# Nelson Mandela is Removed from Terrorism Watch List



## Toro (Jul 4, 2008)

Gee, I don't know.  I think he's still a threat.



> Former South African President Nelson Mandela is to be removed from a U.S. terrorism watch list under a bill President Bush signed Tuesday.



Mandela off U.S. terrorism watch list - CNN.com


----------



## jillian (Jul 4, 2008)

Mighty white of them.... *rolls eyes*


----------



## Gungnir (Jul 5, 2008)

I'm sure all those gasoline necklaces his organization did were just misunderstandings.


----------



## RetiredGySgt (Jul 5, 2008)

Gungnir said:


> I'm sure all those gasoline necklaces his organization did were just misunderstandings.



You forget, with liberals you are not a terrorist if all you do is kill white people. Though with South Africa that group killed a lot of blacks as well.


----------



## RetiredGySgt (Jul 5, 2008)

Jews killing terrorists in protection of homeland.... good. Whites killing blacks in protection of homeland.... bad.

Simplification but terrorism is wrong, plain and simple. When one resorts to murdering civilians they forfeit any consideration as respectable human beings. It does not matter why they chose to murder civilians ON PURPOSE, it only matters that they chose to do so.


----------



## editec (Jul 5, 2008)

RetiredGySgt said:


> Simplification but terrorism is wrong, plain and simple. When one resorts to murdering civilians they forfeit any consideration as respectable human beings. It does not matter why they chose to murder civilians ON PURPOSE, it only matters that they chose to do so.


 
_Bravo_

That may be the first ascii utterance I've read of yours that I can wholeheartedly sign onto.


----------



## jillian (Jul 5, 2008)

RetiredGySgt said:


> You forget, with liberals you are not a terrorist if all you do is kill white people. Though with South Africa that group killed a lot of blacks as well.



Because there's anyone anywhere who believes that.... sure there is...


----------



## Shogun (Jul 5, 2008)

RetiredGySgt said:


> You forget, with liberals you are not a terrorist if all you do is kill white people. Though with South Africa that group killed a lot of blacks as well.



dude, given your blank check support for israel despite the irony of Mandella you ARE one to talk..


----------



## manifold (Jul 5, 2008)

Street preacher from _Slacker_:  "Remember, terrorism is the surgical strike capability of the oppressed!"


----------



## Gungnir (Jul 5, 2008)

RetiredGySgt said:


> You forget, with liberals you are not a terrorist if all you do is kill white people. Though with South Africa that group killed a lot of blacks as well.



That's what I was talking about, I knew not many would care about dead Whites but Mandella's damnable ANC would put burning tires filled with gasoline around the necks of their fellow Blacks if they weren't ANC.

Further, I'm not convinced that the ANC isn't just a Xhosa domination of the other Bantu and Bushmen peoples of South Africa.

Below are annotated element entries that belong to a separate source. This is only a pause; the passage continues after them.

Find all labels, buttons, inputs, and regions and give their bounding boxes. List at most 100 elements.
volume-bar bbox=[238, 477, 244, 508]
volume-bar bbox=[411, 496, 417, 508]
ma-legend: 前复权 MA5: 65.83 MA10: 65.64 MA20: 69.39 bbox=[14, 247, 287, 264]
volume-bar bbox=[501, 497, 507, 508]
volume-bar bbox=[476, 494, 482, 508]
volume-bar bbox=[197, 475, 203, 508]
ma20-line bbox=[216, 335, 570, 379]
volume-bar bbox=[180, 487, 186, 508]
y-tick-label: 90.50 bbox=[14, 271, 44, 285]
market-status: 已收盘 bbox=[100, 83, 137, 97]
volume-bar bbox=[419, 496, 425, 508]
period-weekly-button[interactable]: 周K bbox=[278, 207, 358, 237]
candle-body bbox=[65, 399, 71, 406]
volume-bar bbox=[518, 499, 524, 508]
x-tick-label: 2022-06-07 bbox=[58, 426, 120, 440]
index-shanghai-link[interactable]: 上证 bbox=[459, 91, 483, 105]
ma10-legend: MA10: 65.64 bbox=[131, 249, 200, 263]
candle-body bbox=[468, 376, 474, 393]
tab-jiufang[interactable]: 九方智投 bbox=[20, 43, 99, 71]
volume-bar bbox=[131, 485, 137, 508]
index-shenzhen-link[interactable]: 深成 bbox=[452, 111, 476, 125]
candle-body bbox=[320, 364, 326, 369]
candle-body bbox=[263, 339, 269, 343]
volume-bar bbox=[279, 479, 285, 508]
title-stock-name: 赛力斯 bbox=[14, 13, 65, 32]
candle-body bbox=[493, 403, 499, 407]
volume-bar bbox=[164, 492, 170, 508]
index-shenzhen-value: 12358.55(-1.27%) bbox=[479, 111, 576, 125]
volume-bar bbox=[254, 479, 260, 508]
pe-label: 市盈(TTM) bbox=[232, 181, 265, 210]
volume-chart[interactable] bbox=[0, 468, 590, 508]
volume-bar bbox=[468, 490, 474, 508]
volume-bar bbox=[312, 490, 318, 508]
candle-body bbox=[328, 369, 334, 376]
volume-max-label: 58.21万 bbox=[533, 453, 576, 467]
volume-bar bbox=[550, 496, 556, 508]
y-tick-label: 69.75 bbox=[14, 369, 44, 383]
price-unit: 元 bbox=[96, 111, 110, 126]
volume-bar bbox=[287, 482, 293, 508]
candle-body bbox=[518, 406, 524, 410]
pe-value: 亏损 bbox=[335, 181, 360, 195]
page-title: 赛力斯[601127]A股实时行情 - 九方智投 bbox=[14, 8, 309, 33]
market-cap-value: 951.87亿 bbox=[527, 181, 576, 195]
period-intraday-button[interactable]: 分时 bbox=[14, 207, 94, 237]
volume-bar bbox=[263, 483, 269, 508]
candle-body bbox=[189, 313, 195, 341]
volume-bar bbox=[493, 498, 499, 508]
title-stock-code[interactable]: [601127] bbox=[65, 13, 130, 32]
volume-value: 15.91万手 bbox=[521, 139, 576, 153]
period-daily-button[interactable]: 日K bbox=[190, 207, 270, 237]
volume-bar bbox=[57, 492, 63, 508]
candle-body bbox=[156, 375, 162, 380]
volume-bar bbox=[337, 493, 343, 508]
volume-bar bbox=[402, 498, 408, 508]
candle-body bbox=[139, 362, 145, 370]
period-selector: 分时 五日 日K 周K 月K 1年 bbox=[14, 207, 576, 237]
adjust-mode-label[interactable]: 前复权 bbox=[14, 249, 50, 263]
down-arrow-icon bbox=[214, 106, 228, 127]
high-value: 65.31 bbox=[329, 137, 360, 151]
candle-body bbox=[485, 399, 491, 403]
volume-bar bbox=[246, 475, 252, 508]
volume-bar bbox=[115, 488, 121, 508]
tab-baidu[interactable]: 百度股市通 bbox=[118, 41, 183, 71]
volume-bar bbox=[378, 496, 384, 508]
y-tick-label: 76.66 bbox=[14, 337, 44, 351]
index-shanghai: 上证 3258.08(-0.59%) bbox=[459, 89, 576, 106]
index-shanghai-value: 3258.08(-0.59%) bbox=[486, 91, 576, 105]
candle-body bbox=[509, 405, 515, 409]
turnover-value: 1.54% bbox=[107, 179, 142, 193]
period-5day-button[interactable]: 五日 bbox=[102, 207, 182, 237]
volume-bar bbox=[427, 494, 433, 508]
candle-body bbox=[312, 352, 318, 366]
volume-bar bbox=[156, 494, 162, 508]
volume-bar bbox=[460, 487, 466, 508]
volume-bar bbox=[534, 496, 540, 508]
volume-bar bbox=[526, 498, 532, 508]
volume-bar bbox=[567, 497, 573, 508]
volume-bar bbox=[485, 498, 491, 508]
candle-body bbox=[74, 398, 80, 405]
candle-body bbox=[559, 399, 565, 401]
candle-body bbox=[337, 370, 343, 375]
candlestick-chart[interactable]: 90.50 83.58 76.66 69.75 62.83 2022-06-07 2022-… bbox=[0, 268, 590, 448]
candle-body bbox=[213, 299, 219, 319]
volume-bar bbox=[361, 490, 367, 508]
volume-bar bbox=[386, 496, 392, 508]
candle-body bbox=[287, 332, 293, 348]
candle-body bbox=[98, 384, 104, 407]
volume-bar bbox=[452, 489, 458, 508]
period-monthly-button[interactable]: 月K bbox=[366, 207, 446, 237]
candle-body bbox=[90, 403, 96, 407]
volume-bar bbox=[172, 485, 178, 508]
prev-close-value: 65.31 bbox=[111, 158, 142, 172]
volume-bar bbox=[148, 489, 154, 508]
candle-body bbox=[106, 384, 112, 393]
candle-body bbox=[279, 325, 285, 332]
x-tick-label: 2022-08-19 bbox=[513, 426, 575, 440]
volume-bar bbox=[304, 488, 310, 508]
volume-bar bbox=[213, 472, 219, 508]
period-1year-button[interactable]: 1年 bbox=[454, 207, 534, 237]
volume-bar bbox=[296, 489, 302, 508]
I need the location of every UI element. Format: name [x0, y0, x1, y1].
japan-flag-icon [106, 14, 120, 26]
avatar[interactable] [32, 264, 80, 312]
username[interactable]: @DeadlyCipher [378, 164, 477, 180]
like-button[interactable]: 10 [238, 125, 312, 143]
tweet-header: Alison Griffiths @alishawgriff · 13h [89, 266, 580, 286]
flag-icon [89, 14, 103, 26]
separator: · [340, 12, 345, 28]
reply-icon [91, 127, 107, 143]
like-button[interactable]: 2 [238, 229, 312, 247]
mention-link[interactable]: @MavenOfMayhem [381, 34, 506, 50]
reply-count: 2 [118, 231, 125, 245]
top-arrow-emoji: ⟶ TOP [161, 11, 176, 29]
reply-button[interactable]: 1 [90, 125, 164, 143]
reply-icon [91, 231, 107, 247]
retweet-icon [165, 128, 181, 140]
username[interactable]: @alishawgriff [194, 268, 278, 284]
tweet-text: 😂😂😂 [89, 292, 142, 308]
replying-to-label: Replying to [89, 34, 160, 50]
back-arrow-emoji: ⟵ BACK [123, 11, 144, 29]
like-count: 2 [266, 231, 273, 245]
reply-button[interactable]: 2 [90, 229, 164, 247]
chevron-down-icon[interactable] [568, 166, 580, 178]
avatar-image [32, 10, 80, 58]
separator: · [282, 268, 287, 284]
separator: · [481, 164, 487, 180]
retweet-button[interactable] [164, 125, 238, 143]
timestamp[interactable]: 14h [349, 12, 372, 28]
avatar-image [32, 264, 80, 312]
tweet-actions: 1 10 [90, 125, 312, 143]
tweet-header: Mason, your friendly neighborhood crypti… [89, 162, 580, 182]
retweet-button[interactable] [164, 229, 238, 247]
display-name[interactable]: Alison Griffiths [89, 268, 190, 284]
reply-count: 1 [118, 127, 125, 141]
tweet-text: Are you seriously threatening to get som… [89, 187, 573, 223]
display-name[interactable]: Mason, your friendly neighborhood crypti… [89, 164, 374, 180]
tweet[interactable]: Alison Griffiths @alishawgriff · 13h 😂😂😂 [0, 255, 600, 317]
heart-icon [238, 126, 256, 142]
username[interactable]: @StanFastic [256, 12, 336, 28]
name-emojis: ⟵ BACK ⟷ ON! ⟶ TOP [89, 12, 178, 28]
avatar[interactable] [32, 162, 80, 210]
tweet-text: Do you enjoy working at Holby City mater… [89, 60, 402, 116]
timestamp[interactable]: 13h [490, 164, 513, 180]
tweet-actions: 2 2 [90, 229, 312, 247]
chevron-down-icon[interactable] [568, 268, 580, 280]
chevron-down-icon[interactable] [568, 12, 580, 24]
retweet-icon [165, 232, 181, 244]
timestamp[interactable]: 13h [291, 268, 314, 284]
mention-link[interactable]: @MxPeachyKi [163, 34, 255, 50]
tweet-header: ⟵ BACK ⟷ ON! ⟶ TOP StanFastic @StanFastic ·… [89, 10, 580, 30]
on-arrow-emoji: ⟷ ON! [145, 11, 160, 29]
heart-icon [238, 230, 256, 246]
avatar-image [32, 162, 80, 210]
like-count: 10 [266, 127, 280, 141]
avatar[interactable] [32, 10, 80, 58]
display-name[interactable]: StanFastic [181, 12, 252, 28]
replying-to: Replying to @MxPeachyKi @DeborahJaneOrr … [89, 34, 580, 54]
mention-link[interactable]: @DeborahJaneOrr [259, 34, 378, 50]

From my readings most of the ANC leadership is Xhosa which are a minority group.


----------



## manifold (Jul 5, 2008)

Gungnir said:


> That's what I was talking about, I knew not many would care about dead Whites but Mandella's damnable ANC would put burning tires filled with gasoline around the necks of their fellow Blacks if they weren't ANC.
> 
> Further, I'm not convinced that the ANC isn't just a Xhosa domination of the other Bantu and Bushmen peoples of South Africa. From my readings most of the ANC leadership is Xhosa which are a minority group.



I've never really given a crap about South Africa, or the rest of the continent for that matter.  Should I?


----------



## Gungnir (Jul 6, 2008)

Not really. 

Africa has a lot of useful resources though.


----------